For FM4-64-uptake experiments, neurons were incubated with FM4-64 (10 μM) diluted in either KRH (basal medium) or KRH containing 55 mM KCl (depolarizing solution) for 1 minute at room temperature (RT), rinsed three times by complete medium substitution with KRH over a course of 2 minutes and live imaged. When indicated, FM4-64 uptake was carried out at 37°C. Because fixation does not result in noticeable loss of FM4-64 fluorescence (Diefenbach et al., 1999), in several experiments neurons were fixed after loading with FM4-64 in order to obtain large numbers of growth cones for analysis. Fixation was performed for 15 minutes at RT with 4% paraformaldehyde, 4% sucrose in 120 mM sodium phosphate buffer (pH 7.4) supplemented with 2 mM EGTA. In some cases, fixed neurons were processed for immunofluorescence as previously described (Menegon et al., 2002). Because FM4-64 is lost upon cell permeabilization, a circle was inscribed on the bottom coverslip using a diamond-tip scribing objective (Zeiss, Oberkochen, Germany) and was used as a reference to relocate previously imaged growth cones. For loading of fluorescent polystyrene beads, neurons were incubated with 1 μl of an aqueous suspension containing 2% solids diluted in 1 ml KRH.

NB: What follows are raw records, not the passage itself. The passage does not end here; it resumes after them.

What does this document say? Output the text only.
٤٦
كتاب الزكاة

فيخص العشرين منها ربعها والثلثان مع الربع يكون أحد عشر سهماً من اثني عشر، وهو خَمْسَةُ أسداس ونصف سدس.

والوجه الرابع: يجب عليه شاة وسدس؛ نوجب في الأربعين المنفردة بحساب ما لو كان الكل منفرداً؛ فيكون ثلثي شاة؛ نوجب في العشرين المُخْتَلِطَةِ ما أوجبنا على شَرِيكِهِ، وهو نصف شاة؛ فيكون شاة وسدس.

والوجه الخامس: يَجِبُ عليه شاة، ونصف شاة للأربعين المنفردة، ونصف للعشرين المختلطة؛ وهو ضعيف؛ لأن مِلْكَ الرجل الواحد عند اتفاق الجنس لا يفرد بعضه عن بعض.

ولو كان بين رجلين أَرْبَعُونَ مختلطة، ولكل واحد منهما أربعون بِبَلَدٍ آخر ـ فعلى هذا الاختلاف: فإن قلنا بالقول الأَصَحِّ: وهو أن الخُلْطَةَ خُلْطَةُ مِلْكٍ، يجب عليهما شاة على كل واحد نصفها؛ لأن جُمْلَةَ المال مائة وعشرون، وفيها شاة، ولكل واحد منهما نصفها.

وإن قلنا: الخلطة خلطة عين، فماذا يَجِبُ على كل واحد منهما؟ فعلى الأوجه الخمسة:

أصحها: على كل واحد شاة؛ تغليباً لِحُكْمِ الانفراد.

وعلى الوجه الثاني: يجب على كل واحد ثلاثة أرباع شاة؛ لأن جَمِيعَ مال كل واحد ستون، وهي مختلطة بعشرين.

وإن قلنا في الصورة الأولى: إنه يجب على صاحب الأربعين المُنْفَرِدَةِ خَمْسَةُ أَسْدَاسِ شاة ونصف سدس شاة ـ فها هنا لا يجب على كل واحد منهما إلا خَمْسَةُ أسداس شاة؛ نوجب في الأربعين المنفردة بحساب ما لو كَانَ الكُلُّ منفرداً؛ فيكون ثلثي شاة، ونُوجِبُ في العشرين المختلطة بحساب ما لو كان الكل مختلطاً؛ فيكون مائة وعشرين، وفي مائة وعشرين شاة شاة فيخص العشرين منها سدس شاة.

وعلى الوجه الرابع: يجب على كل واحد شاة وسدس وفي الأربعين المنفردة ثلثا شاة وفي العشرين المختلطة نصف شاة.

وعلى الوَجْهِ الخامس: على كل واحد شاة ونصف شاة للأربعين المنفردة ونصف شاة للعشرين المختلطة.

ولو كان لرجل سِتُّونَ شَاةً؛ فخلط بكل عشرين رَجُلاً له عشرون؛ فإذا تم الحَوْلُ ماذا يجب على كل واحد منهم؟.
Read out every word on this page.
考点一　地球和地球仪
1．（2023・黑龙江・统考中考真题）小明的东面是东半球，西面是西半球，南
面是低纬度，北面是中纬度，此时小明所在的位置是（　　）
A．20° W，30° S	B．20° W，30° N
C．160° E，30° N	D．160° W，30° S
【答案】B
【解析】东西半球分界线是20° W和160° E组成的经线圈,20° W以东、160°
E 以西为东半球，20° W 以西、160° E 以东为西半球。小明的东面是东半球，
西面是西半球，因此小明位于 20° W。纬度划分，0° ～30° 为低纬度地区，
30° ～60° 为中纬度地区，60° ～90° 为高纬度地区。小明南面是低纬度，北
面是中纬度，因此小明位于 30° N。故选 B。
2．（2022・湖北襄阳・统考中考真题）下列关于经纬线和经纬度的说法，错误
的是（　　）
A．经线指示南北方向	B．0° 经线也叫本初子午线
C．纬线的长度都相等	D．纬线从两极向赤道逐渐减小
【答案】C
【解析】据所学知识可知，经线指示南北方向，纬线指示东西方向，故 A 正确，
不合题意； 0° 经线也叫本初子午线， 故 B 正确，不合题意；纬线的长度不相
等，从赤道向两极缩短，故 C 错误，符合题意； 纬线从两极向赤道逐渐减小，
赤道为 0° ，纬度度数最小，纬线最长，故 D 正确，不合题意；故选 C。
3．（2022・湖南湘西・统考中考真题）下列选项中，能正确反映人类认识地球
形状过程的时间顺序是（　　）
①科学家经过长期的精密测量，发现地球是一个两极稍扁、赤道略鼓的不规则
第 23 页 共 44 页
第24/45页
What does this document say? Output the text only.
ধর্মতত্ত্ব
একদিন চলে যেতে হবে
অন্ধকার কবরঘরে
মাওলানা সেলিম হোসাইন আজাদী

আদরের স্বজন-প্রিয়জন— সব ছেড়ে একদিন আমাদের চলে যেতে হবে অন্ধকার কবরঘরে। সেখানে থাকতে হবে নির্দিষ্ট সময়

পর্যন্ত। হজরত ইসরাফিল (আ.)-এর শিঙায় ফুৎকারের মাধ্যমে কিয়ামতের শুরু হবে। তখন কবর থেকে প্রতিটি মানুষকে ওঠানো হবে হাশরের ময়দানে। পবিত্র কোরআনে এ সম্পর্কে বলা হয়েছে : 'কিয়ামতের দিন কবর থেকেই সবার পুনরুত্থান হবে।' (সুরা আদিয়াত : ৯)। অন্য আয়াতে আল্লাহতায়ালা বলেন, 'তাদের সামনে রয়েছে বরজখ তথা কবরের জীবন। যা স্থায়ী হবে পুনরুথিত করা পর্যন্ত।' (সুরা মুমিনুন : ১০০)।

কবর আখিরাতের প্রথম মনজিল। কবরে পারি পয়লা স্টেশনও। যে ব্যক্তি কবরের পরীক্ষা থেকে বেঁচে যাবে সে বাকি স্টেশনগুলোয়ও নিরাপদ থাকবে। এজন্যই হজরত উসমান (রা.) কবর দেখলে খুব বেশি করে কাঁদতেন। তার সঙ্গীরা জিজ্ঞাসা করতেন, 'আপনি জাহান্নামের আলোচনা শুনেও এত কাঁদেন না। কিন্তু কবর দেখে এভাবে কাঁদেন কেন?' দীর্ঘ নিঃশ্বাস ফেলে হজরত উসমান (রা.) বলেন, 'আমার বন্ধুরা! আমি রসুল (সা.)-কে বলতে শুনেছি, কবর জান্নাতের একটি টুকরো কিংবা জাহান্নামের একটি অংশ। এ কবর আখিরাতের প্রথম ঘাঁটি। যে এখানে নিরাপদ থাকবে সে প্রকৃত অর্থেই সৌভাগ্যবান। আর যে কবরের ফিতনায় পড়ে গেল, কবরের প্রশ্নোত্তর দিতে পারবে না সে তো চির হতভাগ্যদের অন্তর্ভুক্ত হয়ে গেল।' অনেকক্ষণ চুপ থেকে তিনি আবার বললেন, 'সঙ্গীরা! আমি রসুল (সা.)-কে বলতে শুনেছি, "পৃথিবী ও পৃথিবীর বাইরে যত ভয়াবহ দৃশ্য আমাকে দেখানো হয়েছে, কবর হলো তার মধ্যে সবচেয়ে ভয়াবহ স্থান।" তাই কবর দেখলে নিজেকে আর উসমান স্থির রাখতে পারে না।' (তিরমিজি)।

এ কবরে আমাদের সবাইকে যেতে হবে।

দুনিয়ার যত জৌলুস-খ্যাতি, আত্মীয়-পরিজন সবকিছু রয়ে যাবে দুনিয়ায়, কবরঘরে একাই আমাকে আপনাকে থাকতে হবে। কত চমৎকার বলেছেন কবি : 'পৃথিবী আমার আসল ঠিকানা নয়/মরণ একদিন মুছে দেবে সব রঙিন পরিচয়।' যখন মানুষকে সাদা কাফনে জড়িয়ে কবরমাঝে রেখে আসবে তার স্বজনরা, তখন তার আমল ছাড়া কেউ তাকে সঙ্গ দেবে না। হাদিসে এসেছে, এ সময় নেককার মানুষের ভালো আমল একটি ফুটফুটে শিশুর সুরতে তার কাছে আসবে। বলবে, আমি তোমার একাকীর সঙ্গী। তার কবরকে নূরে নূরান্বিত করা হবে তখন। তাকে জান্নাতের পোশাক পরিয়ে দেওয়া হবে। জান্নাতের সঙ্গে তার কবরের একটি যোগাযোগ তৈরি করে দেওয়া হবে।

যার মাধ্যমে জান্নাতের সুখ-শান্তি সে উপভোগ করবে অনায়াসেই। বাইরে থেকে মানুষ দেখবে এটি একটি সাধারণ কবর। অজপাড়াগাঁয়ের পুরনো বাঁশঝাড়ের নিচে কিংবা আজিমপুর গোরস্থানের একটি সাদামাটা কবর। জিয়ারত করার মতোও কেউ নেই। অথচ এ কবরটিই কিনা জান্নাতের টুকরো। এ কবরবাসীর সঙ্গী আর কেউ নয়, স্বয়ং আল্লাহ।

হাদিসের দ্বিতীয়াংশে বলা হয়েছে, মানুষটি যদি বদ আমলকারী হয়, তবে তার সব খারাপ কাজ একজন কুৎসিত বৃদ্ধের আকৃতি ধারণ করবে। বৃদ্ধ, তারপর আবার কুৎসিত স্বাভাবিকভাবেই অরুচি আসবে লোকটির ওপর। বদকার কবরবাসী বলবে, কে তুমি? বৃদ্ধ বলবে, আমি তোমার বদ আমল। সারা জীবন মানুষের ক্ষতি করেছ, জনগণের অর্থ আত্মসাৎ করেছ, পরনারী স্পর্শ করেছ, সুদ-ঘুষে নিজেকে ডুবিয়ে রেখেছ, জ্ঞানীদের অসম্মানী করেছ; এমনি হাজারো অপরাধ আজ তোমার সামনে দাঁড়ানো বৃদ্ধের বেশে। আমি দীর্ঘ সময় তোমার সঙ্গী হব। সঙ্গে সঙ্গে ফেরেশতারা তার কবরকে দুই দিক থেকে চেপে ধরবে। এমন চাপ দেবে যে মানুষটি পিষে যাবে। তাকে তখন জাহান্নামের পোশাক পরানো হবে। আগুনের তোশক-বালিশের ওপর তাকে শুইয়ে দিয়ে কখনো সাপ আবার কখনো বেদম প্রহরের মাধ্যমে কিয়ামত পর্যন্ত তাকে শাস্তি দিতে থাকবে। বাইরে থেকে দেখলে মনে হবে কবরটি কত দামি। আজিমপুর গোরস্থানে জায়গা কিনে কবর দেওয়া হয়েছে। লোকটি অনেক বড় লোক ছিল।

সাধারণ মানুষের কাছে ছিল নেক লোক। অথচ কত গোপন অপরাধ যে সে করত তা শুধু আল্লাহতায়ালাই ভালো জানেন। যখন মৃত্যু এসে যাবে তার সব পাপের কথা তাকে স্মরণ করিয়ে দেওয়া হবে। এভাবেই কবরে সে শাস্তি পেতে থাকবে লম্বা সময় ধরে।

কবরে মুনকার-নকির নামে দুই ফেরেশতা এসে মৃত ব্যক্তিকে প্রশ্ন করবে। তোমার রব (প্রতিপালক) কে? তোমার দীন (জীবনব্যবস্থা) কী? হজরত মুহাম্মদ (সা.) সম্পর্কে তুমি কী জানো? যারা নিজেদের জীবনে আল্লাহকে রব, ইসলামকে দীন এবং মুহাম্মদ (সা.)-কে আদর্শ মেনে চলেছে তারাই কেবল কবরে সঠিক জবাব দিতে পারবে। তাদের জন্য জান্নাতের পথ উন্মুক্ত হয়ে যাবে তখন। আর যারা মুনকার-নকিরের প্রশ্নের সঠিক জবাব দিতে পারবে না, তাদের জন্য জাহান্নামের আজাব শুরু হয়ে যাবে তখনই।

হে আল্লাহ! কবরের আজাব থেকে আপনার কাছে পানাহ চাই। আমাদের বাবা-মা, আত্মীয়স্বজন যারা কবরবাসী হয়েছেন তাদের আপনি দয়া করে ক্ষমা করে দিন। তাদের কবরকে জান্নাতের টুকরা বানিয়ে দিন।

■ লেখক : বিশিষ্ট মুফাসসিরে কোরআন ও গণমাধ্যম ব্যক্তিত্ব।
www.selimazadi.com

Videomicroscopy and image analysis

Specimens were viewed with an Axiovert 135 inverted microscope (Zeiss, Oberkochen, Germany) equipped with epifluorescence optics. Images were recorded with a C4742-98 ORCA II cooled charge-coupled device camera (Hamamatsu Photonics, Hamamatsu City, Japan) and processed using Image Pro Plus 4.5 (Media Cybernetics, Silver Spring, MD) and Adobe Photoshop 6.0 (Adobe System, San Jose, CA). For image deconvolution, z-stacks of optical sections taken withOlympus IX70 with DeltaVision RT Deconvolution System (Olympus, Hamburg, Germany) were analyzed by the WoRx Deconvolve software (Applied Precision, Issaquah, WA). In order to quantify the FM4-64 signal in individual growth cones, images were acquired at constant parameters of illumination and gain, and the specific fluorescence intensity, calculated by subtracting a fixed fluorescence background level from the total pixel intensity, was measured within the whole growth-cone area determined by either DIC or GFP/YFP fluorescence images. For the analysis of growth-cone motility, neurons were imaged in a temperature-controlled heated chamber with an inverted Olympus IX81 microscope (Hamburg, Germany). Images were taken every 30 seconds for 6 minutes. Quantification of cone dynamics was performed using a custom-made macro for NIH ImageJ that calculates differences in growth-cone area in consecutive time frames. The motility index is then calculated as the summation of differences in areas divided by the frequency of sampling. One-way ANOVA followed by either Dunnett's or Tukey's multiple comparison tests were used and P values <0.05 were considered significant.

Acknowledgements

We wish to thank Ivan de Curtis and Jacopo Meldolesi (S. Raffaele Scientific Institute/Vita-Salute University, Milano, Italy) for critical reading of the manuscript. We also thank Lorena Zentilin and the Telethon AVU Core Facility for the generous gift of the GFP-adeno-associated virus and Ivan de Curtis for the Rac1 constructs. This work was supported by grants from the Italian Ministry of University (Cofin 2005 and 2006 to F.V. and F.B., respectively), from the CARIPLO Foundation and from the Mariani Foundation for Infantile Neurology (to F.V. and F.B). The financial support of Telethon-Italy (grant number GGP05134 to F.B and F.V.) and Compagnia di San Paolo (to F.B.) is gratefully acknowledged.